For those of you that thought that music is rock solid and will never be endangered ...... need to read this...
Go to the above link and read for yourself and think twice about what you thought....
Ed
Get Closer To The Music
PLEASE ALWAYS SUPPORT MUSIC IN SCHOOLS OR ON STAGE...
That doesn't surprise me. I know 20 years ago, when I was in High School, band was almost a naughty word - but don't fuck with anything regarding the jocks.
Out of curiosity, how many musicians on here played an instrument or where involved in band in grade school or high school?
I started taking guitar lessons in grade school but never had anything to do with the schools band until high school. In high school I played the bass guitar for a year, then played guitar for stage band, auxillary percussion for concert band and percussion for marching band.
A liberal is someone who feels a great debt to his fellow man; a debt he proposes to pay off with your money. -G Gordon Liddy
Piano geek, organ master (heh!), and Drum Major. I got to beat the big bass drum occasionally and would take emily's flute if she wasn't looking. That's it.
I've only ever had two teachers for two of my instruments, and neither lasted longer than two years. One just disappeared, the other ran off and got married. No g'byes. No warning. Should I be offended? were they trying to tell me something?
~*~Esa~*~
I'll be the one left standing behind you, looking the other way as you glance back at what you've lost.
I took a few drum lessons, but quit once I heard "kill 'em all" and went right to guitar. I honestly don't know anyone who was in band that is still a musician today.
I played trumpet in the Duncansville Elementary School band from 1-5 grade. There were 6 of us, including my former Forces bandmate and co-guitar, John Saksa, who played trombone. Brass just didn't cut it and I moved on to guitar. I don't recall anything going on with guitar at high school.
In my yearbook, there is a picture captioned "Senior Musicians". I was not in that pic, although I was the only gigging musician in the school.

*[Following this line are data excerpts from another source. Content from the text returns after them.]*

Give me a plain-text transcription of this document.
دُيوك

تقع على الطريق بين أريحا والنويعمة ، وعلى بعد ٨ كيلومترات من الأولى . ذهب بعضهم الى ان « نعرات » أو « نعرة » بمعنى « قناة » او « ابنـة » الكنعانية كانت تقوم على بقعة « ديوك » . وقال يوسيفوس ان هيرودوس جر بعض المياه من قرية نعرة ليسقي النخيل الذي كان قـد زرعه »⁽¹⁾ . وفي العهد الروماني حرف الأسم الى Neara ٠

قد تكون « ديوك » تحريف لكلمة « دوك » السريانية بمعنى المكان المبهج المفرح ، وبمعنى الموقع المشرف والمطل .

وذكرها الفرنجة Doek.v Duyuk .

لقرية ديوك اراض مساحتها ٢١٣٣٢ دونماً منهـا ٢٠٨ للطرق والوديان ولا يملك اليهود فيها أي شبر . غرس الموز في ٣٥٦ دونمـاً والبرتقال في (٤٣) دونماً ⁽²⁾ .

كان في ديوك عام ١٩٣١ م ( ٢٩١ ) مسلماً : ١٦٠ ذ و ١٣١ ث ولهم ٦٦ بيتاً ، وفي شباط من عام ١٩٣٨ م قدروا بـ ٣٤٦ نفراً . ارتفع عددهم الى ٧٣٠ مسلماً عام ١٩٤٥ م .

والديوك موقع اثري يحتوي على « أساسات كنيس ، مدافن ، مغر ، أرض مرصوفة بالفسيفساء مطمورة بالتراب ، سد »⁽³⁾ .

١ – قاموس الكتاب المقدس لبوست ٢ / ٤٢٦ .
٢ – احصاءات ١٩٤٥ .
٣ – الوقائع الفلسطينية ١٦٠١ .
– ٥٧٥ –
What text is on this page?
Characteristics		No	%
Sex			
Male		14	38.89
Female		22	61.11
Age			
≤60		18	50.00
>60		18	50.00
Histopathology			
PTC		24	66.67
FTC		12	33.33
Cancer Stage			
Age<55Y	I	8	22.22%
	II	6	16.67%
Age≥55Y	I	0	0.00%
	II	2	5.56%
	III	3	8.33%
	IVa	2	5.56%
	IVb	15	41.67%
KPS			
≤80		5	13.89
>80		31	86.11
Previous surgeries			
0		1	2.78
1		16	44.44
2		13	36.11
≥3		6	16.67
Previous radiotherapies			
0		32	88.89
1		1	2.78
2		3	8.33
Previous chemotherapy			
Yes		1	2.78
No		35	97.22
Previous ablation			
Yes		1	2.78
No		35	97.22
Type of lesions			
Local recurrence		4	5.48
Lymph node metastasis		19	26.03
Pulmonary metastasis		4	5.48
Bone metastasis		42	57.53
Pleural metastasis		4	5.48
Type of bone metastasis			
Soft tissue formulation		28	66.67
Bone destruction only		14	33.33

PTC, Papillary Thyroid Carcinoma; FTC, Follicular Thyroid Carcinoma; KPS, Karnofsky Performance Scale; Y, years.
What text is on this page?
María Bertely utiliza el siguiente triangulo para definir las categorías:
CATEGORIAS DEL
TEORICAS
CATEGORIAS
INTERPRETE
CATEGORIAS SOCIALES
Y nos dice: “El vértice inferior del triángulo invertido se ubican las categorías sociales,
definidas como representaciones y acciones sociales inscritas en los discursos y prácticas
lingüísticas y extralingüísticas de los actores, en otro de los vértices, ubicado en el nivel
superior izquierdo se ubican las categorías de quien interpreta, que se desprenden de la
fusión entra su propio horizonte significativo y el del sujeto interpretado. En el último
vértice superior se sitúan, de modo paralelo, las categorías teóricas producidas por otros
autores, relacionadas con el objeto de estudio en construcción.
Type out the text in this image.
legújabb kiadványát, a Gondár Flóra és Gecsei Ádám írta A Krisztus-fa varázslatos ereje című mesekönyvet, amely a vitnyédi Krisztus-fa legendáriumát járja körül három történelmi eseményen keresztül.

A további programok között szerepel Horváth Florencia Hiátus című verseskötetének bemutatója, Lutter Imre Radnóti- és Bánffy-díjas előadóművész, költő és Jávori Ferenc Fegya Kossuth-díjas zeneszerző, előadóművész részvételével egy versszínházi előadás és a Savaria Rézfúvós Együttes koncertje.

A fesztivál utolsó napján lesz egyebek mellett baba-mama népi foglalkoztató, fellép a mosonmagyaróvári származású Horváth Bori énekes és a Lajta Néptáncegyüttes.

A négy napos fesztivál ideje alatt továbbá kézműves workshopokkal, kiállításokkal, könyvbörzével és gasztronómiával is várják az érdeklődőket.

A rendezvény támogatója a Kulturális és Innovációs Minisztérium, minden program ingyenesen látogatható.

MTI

It sure beat washing dishes and the bar babes were a whole lot more interesting than the school girls.
...Oh, the freedom of the day that yielded to no rule or time...
Just goes to show that Government don't know their ass from a hole in the ground ....!!!
Including the Govern ator.....
Everyone should send Arnold a personal reply....
Send your opinion to Governor Arnold Schwarzenegger and the California Performance Review.
when I was in elementary school, my parents asked if I wanted to learn an instrument. I said please please please buy me a drumset. Being parents and from this planet, they instead bought me a more "conventional" instrument - an alto sax, and enrolled me in lessons at school. I hated it so badly that on lesson day I used to chuck it in the bushes at the bus stop and tell my teacher I forgot it. Then after school I'd dig it out of the bushes and take it back home and throw it in the closet. Meanwhile I was banging on paint cans with a pair of wooden spoons from moms kitchen. They finally caught on and realized they couldn't force me to learn the sax, so they broke down and bought me an old beat up Ludwig kit. I haven't stopped playing since, and I've been in bands steadily for 10 years now (drumming or singing or both). I don't know what the lesson is here, other than music is a calling for some kids, but you have to let it go where it wants to go. I think schools should offer kids more musical opportunities than conventional concert and jazz and marching bands. We should help them learn to play the music they enjoy, whether its heavy metal or bubble gum pop or country or reggae.